Senior depth: Build a golden eval set early from real queries and grow it from observed failures. Separate offline eval (pre-deploy) from online eval (A/B tests, thumbs up/down, and implicit signals like suggestion-acceptance rate for a coding tool). Run regression tests so a model/prompt change doesn’t silently break things, and include guardrail evals for safety, PII leakage, and injection resistance.

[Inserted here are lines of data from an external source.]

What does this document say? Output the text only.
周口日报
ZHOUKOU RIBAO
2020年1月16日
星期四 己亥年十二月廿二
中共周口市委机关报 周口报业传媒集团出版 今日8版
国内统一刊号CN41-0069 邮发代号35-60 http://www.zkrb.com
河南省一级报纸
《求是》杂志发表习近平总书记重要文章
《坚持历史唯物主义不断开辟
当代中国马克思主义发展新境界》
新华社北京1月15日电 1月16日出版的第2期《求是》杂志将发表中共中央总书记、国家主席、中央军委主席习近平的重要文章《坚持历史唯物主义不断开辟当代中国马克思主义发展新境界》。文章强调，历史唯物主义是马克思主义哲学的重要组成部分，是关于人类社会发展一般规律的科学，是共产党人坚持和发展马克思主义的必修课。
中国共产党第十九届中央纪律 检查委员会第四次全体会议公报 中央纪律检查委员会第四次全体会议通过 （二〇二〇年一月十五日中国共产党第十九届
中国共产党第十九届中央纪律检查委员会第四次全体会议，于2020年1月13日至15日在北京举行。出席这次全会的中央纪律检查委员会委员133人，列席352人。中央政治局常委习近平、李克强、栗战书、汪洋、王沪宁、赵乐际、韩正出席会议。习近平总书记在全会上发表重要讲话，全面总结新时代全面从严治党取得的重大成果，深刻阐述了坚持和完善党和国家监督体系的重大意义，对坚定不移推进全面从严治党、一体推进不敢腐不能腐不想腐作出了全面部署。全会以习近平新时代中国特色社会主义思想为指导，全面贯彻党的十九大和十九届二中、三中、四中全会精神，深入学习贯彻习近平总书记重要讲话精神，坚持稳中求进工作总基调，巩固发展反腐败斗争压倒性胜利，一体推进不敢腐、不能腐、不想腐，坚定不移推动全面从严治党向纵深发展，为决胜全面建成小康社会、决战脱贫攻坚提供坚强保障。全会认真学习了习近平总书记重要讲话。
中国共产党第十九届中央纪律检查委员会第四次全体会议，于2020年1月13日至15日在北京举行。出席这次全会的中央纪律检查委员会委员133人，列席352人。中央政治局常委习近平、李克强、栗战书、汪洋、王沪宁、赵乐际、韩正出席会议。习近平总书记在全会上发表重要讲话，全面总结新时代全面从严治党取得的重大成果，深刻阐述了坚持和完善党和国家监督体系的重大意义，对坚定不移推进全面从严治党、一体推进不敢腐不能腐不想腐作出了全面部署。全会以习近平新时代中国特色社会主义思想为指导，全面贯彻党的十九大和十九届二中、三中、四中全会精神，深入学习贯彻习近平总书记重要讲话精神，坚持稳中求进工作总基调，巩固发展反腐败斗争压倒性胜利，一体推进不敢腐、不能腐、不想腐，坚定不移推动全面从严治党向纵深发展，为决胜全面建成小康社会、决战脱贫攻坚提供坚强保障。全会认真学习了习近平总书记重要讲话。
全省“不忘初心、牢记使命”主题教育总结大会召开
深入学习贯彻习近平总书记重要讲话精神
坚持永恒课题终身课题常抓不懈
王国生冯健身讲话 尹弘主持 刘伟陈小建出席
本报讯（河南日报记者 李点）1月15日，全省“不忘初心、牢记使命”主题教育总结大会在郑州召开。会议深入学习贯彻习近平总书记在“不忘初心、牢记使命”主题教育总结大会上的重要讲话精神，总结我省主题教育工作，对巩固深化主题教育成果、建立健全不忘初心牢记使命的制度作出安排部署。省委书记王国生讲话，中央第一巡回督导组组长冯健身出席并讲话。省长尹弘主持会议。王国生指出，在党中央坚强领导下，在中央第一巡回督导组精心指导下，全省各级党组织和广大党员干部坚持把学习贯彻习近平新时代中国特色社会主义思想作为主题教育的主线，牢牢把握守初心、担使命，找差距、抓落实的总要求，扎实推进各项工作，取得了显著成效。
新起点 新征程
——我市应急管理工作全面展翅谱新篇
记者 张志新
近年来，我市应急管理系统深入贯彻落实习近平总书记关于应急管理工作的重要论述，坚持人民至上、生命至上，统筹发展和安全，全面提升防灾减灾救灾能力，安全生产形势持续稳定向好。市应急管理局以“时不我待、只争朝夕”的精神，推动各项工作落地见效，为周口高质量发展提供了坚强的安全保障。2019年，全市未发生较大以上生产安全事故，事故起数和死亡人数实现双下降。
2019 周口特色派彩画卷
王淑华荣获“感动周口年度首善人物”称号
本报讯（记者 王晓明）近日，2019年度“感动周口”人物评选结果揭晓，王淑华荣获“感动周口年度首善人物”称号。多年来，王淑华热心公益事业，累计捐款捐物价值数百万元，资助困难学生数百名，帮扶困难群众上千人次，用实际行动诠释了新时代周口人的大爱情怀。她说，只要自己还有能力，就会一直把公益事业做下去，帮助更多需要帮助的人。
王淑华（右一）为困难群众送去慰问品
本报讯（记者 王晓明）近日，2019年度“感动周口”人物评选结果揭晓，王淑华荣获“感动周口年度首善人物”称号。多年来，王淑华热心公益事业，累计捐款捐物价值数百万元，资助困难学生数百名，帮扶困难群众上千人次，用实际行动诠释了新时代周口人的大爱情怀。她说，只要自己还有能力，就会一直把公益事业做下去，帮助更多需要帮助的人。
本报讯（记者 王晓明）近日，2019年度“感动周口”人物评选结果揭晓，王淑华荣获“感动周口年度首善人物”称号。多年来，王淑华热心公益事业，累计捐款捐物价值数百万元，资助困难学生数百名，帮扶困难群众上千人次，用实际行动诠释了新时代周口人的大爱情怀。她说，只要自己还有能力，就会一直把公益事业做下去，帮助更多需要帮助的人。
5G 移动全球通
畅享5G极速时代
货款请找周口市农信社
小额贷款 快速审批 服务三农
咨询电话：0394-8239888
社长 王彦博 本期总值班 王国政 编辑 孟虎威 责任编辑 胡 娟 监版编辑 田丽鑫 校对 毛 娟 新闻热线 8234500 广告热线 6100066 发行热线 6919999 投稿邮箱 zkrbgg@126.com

Interview tie-in: This is the “Validate” + “Learn” stages, and explicitly a “key habit of strong candidates.” For a coding tool: % of suggestions accepted, % that compile, % that pass tests.
10. Jailbreaks / adversarial robustness (optional)
I’ll treat this as the safety and security design topic — I won’t cover techniques for actually bypassing safeguards, but the defensive framing is exactly what an interviewer wants under “Safety & Operations.”
Beginner: Aligned models refuse harmful requests. Jailbreaking is adversarial prompting that tries to get a model to violate its own safety policy. The closely related and arguably bigger system risk is prompt injection — untrusted input (a web page, a retrieved document, a tool’s output) contains instructions that hijack the model’s behavior. In RAG and agents this is especially dangerous because retrieved content and tool results get fed back into the prompt (this is “indirect prompt injection”).
Design-level defenses to cite:
• Input/output moderation classifiers.
• Keep trusted instructions (system prompt) separate from untrusted data, and never let retrieved content be treated as instructions (delimit/“spotlight” it).
• Least privilege for tools, human-in-the-loop for high-risk actions, and sandboxing.
• Validate outputs before acting on them (critical for agents).
• Red-teaming and adversarial evals, with defense in depth — no single layer is enough.
Interview tie-in: Mentioning indirect prompt injection via retrieved docs in a RAG/agent design is a strong maturity signal.